A few instances of flat to moderately higher pricing showed up in the West, but an overwhelming majority of the cash market continued to probe lower levels Tuesday as traders returned from Christmas holiday. Widespread mild weather and the extension of natural gas futures plunges into their third day Tuesday weighed heavily on cash quotes.
Losses ranged from about a nickel to $1.45 or so. Western and Midcontinent points tended to hold up most strongly, while the largest drops were concentrated in the Gulf Coast, Midwest and Northeast.
It’s official now: daily prices that until last Friday had been at mostly substantial premiums to first-of-month indexes throughout December are now trading below index at all points. In many cases, particularly at Louisiana and Northeast points, current discounts to index are more than a dollar.
Chances of a cash rally Wednesday were very slim and none, and “very slim” was virtually DOA. Not only were forecasts bereft of any significant return of cold weather, but the screen chalked up its second dollar-plus plunge in three trading days Tuesday. The January natural gas contract, set to expire Wednesday, fell $1.261 to $11.022 after going below $11 at one point. Total screen losses from last Thursday through Tuesday are more than $3 (see futures story).
Current heating load is minimal with well above seasonal temperatures expected Wednesday in the West, Midwest and South, although the South is unlikely to repeat Tuesday’s record-setting highs (date-specific) in some areas, The Weather Channel said. Temperatures will be near seasonal norms in some parts of the Northeast, it continued, but the rest of the region will have above normal readings.

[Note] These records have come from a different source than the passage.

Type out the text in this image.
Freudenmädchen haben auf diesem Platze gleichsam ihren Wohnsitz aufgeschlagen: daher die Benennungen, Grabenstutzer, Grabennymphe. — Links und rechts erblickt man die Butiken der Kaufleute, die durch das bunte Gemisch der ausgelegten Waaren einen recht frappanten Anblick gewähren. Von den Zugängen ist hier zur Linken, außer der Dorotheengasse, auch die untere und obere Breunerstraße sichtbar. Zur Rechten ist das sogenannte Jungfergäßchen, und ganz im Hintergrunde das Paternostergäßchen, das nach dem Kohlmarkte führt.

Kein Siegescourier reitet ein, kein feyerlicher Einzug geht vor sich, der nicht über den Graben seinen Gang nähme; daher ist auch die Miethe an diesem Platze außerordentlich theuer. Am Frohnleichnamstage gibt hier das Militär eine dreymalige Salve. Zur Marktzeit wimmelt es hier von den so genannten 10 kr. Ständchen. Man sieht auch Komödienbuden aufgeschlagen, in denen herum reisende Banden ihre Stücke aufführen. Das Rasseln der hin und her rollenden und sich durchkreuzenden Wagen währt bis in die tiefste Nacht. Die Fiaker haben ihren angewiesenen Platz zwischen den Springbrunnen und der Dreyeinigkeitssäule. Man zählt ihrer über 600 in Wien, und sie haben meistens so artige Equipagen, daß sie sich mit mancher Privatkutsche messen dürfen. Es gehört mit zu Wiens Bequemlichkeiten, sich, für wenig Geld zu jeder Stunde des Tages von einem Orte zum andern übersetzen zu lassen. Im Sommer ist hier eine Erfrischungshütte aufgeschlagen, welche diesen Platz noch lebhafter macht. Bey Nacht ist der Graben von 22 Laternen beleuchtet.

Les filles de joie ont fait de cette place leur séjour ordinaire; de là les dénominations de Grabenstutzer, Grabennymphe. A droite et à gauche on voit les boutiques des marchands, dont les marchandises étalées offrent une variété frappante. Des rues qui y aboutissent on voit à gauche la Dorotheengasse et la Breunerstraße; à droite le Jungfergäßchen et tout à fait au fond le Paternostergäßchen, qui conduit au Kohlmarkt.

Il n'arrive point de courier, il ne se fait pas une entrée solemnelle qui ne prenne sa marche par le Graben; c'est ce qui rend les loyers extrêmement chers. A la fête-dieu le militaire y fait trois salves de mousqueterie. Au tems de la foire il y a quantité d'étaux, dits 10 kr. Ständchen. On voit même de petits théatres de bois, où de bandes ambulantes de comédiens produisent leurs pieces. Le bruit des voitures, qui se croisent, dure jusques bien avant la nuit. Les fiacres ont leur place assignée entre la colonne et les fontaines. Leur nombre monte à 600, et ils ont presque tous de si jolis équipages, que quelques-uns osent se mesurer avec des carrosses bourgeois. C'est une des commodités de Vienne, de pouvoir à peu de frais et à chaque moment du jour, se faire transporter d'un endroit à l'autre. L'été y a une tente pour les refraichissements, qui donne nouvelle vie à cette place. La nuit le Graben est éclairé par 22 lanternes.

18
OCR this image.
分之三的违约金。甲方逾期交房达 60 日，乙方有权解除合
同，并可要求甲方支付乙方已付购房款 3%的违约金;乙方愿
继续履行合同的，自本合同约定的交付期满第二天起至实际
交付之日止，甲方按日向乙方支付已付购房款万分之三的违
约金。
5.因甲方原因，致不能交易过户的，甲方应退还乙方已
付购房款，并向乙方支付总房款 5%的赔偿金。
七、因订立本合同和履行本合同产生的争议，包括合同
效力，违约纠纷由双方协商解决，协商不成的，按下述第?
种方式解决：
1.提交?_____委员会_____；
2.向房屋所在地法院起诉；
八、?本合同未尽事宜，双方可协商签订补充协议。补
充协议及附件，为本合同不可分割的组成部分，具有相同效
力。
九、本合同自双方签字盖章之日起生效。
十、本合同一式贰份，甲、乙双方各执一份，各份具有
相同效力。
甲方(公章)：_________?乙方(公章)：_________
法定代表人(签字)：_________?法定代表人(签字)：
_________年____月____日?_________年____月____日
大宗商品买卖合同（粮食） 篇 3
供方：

Several pipelines exemplified the lack of current-burn demand with talk of potential actions to be taken against excessive receipts coupled with insufficient deliveries (see Transportation Notes). However, PG&E and SoCalGas ended high-linepack OFOs after Saturday, which likely was instrumental in the modest amount of firming at some western points.
Chicago was about 50 degrees Tuesday, “and that’s unheard of for the end of December,” a Midcontinent/Midwest marketer noted. He didn’t see how cash could possibly rally before the end of month with so much warm weather all around. He considers the recent dive in prices to be good for the market, noting the political pressure that producers have been receiving in this year’s high-price situation. But around the second week of January all political hell may break loose when consumers start receiving their December heating bills, he said.
The marketer said little if anything was going on in bidweek Tuesday because he felt like most January business has already been completed. He reported having a few people calling Tuesday “for little pieces of gas,” but his company did essentially no new trading. However, negative basis numbers were tightening up, he said. “You would have expected that” with the three-day screen plunge continuing, he added, noting that one could buy January futures below $11 in Access trading Tuesday afternoon. The last January fixed price he saw for Nicor (Chicago citygate) was at $10.32 that morning.
For a producer who trades the Northeast, it was simple: “above normal temps, loads off, holiday week.” It all added up to lower gas prices, he said, and the “Nymex crash” over the last three days should keep daily cash getting softer. He said citygate basis had move about 40 cents higher Tuesday from late last week due to the extreme screen softness. He thought producers would agree that a “correction” of too-high gas prices is a good thing, noting that they could still make a good profit on $11 gas.
The National Weather Service (NWS) has nothing to offer bullish gas traders for next week. In its forecast for the Jan. 2-6 period, the agency looks for above normal temperatures in virtually all of the U.S. except the extreme Southeast. Only the coastal section of the southern third of California is left out of NWS’ prediction of above normal readings everywhere west and north of a line running westward along the Virginia-North Carolina border before veering to the southwest along the Tennessee-North Carolina border through northern Alabama and southern Mississippi into southeast Louisiana. The only area where below normal temperatures are expected is the Florida peninsula.